And I just rechecked the specs - it is not a tiny person's boat either. But fit is personal and you would need to sit in it. We have a local guy who is bigger than me who will comfortably squeeze into boats that I would not. And trying to judge the fit of a narrower sea kayak like the Oracle coming straight from a Pungo - it's not even apples and oranges. More like apples and goldfish.

I just saw angstrom's post below and his point is well taken - if you are willing to reserve a boat like the Pungo to only its intended use - and open water in the Great Lakes isn't it - you could get a boat just to do the flat, calm stuff in more limited water bodies. The problem is usually that people don't do that. They are lured by the bigger water and try to move a recreational boat and set of skills into the bigger water because it is just so tempting. We've had many unplanned rescues of people who got into that fix in even smaller water bodies among local paddlers, let alone on bigger water.

There is also the issue of paddling with others to think about. There are some very solid paddling groups on the Great Lakes who you may wish to join at some point. But if you show up for an open water paddle on one of these lakes to go visit offshore islands with a Pungo.... it is not going to work out well. It'd be fine if you reserve your search for groups to people who stay in more quiet water to float and fish.
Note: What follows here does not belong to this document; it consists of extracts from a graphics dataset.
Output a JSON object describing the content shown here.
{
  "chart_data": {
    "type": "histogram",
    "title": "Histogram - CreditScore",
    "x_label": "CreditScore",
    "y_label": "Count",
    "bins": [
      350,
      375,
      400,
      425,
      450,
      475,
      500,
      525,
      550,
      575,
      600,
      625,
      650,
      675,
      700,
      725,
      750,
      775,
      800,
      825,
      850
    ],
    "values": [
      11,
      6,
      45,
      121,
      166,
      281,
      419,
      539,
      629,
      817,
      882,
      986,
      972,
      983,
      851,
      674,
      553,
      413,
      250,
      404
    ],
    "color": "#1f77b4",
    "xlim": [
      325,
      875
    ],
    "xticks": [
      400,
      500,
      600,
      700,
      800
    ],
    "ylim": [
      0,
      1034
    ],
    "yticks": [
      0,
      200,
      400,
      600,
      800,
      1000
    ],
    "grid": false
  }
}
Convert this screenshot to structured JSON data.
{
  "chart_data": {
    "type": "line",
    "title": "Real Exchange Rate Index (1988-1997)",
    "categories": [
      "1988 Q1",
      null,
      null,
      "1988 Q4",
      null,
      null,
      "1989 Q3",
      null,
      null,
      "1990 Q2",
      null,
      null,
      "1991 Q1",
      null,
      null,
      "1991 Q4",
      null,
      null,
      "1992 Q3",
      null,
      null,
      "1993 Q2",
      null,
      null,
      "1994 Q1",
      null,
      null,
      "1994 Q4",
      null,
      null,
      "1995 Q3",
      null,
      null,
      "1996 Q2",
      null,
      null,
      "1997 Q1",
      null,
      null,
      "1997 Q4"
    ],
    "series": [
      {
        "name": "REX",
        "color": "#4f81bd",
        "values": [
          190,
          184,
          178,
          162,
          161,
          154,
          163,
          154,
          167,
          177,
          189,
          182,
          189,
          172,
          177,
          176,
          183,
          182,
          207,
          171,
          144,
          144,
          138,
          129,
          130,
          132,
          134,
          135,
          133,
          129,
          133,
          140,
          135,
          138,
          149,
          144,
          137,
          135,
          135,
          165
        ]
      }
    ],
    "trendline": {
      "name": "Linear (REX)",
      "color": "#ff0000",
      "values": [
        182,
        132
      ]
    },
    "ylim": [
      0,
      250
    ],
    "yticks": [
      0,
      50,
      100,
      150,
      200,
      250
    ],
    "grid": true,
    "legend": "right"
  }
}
I still suspect that you don't know enough about this area to make a good long term first choice. By the time you get a paddle, PFD and even a used boat you'll have spent some money. It'd be well worth your while to spend a bit of it first at a good outfitter to learn some basics, also try going on a tour or something in a solo sea kayak to get a feel for the diff between that and the rec boats.

two articles
There are two articles in California Kayaker Magazine that you may want to read.

In the Summer 2011 issue starting on page 22 is an article on choosing a recreational kayak. The Pungo falls into this class. The article talks about some of the limitations of recreational boats.

In the Spring 2012 issue on page 6, there is a article on Getting Butt Time. Talks about why you want to get out and paddle all sorts of bats, and how to get the opportunity cost effectively, before buying a boat.

All issues can be read online for free at

can I learn on a sea kayak?
So maybe what I should do is buy more of a recreational kayak. Can a beginner use a sea kayak to learn on? Or should a person start off on a recrational kayak like the pungo? Like another poster said I can always just rent a kayak if I want to do an overnight camping trip. I’d like to do overnight camping on flat water too. It seems like the tsunami’s would be a good middle in terms of having storage but still being recreational.

learn on almost anything

– Last Updated: May-31-12 11:56 PM EST –

You can learn on most anything. It is easy enough to learn on a sea kayak. And even within sea kayaks, there are some that are more beginner friendly, and some that are made for more advanced paddlers.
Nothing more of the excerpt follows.